# Finally got to put some meat in the freezer!



## AQUA HUNTRESS (May 23, 2008)

Leo (Helms Deep) and I went out on Thursday in serch of meat! My freezer has been looking sadly empty for too long. It was a beautiful day out there and we didn't do too bad considering the late start. We were about 28 miles out.


----------



## AQUA HUNTRESS (May 23, 2008)

*The BFT was soooo good!*

Sesame, cabbage, tuna salad!


----------



## recess (Oct 8, 2007)

Nice catch Leo and Stephanie. Lets us know when you can get out this summer and we can keep working on that bucket list.
TIM


----------



## Jason (Oct 2, 2007)

Ya'll did dern good!!!!


----------



## knot @ Work (Apr 18, 2012)

Great post that should get all of us in the mood to get out and fish.....


----------



## Ozeanjager (Feb 2, 2008)

The sesame tuna salad is AWSOME !! It's called " Poke". ( PO-Kay ) ... Super easy to make and I will be carrying the ingredients in a bag next to my cevichi bag next time I am in tuna territory.


----------



## JACKIN' JAWS (Mar 14, 2008)

Looks like a fun trip with a bonus blackfin! Nice work.


----------



## PJIII (Oct 29, 2011)

Looks like a awesome trip!!


----------



## Frenchy (Oct 2, 2007)

Thanks a lot for the report, really enjoy the pictures of...hmm the fish !! keep them coming :thumbsup:


----------



## Chipsfishing (Apr 23, 2013)

Sweet...


----------



## andrethegiant (Sep 14, 2010)

Nice haul


----------



## BananaTom (Feb 16, 2008)

*Stephanie, I like the BIG BITE you took.

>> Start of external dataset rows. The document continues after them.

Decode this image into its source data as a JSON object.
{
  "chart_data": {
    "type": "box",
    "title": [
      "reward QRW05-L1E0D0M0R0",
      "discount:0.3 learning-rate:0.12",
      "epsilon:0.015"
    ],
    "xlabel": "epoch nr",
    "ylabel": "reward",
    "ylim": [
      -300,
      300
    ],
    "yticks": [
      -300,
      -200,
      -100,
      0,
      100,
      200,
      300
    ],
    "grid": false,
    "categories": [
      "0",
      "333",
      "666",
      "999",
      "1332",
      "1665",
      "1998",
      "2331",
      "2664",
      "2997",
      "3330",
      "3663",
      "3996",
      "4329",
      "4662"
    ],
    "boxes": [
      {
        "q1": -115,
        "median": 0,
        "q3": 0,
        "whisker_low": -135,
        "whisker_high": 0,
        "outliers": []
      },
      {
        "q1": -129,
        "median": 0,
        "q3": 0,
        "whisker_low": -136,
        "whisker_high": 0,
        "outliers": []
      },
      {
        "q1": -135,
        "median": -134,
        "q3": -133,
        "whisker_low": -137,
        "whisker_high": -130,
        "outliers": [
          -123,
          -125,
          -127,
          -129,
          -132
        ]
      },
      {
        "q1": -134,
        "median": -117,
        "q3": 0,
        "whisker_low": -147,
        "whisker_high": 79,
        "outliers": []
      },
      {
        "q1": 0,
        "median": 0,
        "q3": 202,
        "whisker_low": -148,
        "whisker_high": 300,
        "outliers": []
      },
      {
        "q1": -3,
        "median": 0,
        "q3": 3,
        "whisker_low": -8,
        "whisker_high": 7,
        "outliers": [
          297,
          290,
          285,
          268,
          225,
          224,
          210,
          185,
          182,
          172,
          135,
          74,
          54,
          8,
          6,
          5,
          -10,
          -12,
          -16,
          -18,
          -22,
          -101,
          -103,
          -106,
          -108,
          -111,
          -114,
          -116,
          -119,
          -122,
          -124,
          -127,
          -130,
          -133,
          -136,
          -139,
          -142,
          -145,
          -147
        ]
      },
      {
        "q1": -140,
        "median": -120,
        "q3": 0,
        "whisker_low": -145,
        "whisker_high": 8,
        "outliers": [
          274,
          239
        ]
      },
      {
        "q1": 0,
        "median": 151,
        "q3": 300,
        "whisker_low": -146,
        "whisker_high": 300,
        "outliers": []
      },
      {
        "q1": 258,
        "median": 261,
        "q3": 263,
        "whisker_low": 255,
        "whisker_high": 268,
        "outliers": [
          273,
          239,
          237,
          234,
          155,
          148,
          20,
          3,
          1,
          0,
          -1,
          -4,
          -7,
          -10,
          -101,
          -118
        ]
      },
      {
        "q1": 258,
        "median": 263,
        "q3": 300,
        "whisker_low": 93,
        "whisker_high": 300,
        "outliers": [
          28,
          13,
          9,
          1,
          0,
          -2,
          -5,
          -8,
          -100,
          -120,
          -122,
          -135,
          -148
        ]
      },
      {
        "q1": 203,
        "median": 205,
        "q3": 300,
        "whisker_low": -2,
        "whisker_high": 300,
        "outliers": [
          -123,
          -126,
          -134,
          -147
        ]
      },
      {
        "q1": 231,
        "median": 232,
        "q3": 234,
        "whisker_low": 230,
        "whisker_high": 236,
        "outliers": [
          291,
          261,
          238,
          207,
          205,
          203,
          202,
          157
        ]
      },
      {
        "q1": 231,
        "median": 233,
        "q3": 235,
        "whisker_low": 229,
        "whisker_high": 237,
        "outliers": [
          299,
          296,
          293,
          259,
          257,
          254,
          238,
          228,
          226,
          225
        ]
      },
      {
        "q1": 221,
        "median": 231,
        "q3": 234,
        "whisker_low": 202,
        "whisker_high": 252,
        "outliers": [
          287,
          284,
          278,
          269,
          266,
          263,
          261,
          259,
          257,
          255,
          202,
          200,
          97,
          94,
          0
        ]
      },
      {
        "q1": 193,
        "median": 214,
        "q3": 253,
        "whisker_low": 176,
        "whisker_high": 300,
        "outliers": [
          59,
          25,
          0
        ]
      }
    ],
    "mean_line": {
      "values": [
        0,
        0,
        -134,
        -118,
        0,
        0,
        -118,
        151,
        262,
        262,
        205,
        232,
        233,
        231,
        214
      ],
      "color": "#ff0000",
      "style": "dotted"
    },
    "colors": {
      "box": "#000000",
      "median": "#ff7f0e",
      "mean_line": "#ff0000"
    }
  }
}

But Darlin, most people bring a Subway Sandwich when they go fishing.

You HUNTRESS YOU!!

Chowing down on a live one.

Mermaid Style!!!*













..


----------



## AQUA HUNTRESS (May 23, 2008)

What can I say Tom, I get hungry out there!


----------



## jjam (Dec 9, 2007)

Good job Stephanie and Leo....Beautiful day to be on de' G.O.M.

What a mighty big bite you hv there Huntress!!!! 

Must've been really hungry too!

Jimmy


----------



## below me (Jan 13, 2012)

note to self: invite steph fishing again so she will bring us some sushi!

way to go!


----------



## pilotkal (May 31, 2012)

Very nice glad you are getting a good start.


----------